Alors que le gouvernement consentira des efforts supplémentaires pour relancer le moteur de l’économie, les finances publiques se dégraderont. Aujourd’hui déjà, le Japon a un fardeau de la dette record en comparaison internationale. En attendant, la Banque du Japon (BoJ) va maintenir sa politique monétaire ultra-accommodante. La faiblesse de l’inflation et la persistance d’un risque de déflation demeureront toutefois des caractéristiques clés de l’économie japonaise dans un avenir proche.

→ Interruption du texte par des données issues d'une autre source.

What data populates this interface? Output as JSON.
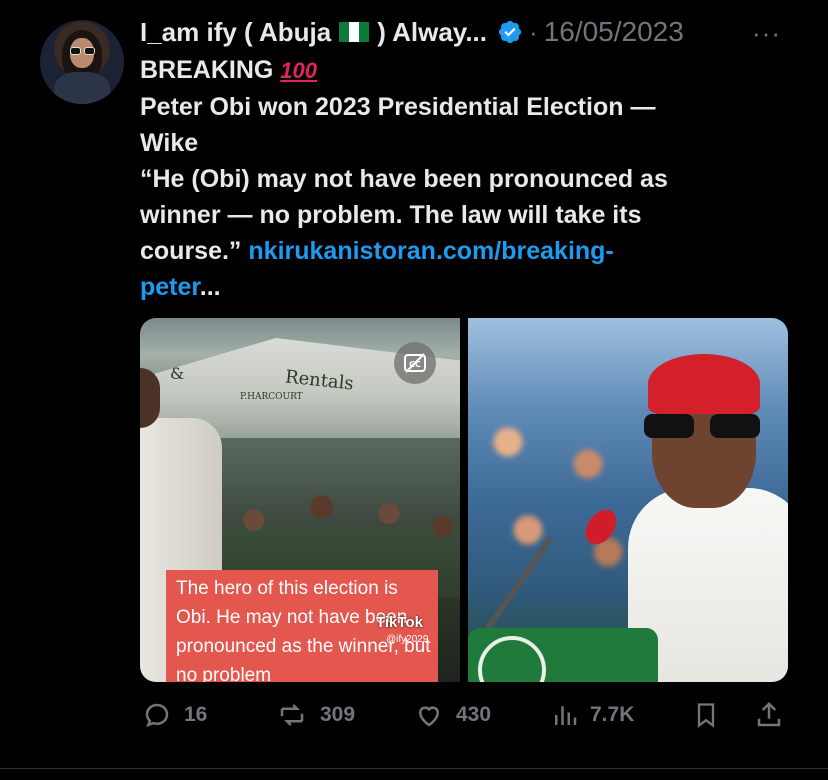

Le taux de change du yen par rapport au dollar américain pourrait également devenir un sujet de discussion à l’avenir. Une appréciation durable du yen par rapport au dollar à un niveau inférieur à 100 devrait susciter des inquiétudes à la Banque du Japon. En effet, avec un yen fort, les exportateurs japonais doivent accepter des pertes de marge sur le marché mondial ou augmenter les prix, ce qui nuit à leur compétitivité.
Des prévisions prudentes
Pour le troisième trimestre 2020, la Banque Migros prévoit une croissance économique de 3,8% au Japon par rapport au trimestre précédent, suivie d’une croissance légèrement plus faible de 1,5% au dernier trimestre de l’année. Sur une base annuelle, la performance économique du Japon devrait toutefois se contracter de -5,6%. Grâce aux effets de base, au besoin de rattrapage et aux mesures de relance monétaire et budgétaire, la performance économique du Japon augmentera à nouveau de 3,2% l’année prochaine, mais restera cependant inférieure au niveau d’avant la crise.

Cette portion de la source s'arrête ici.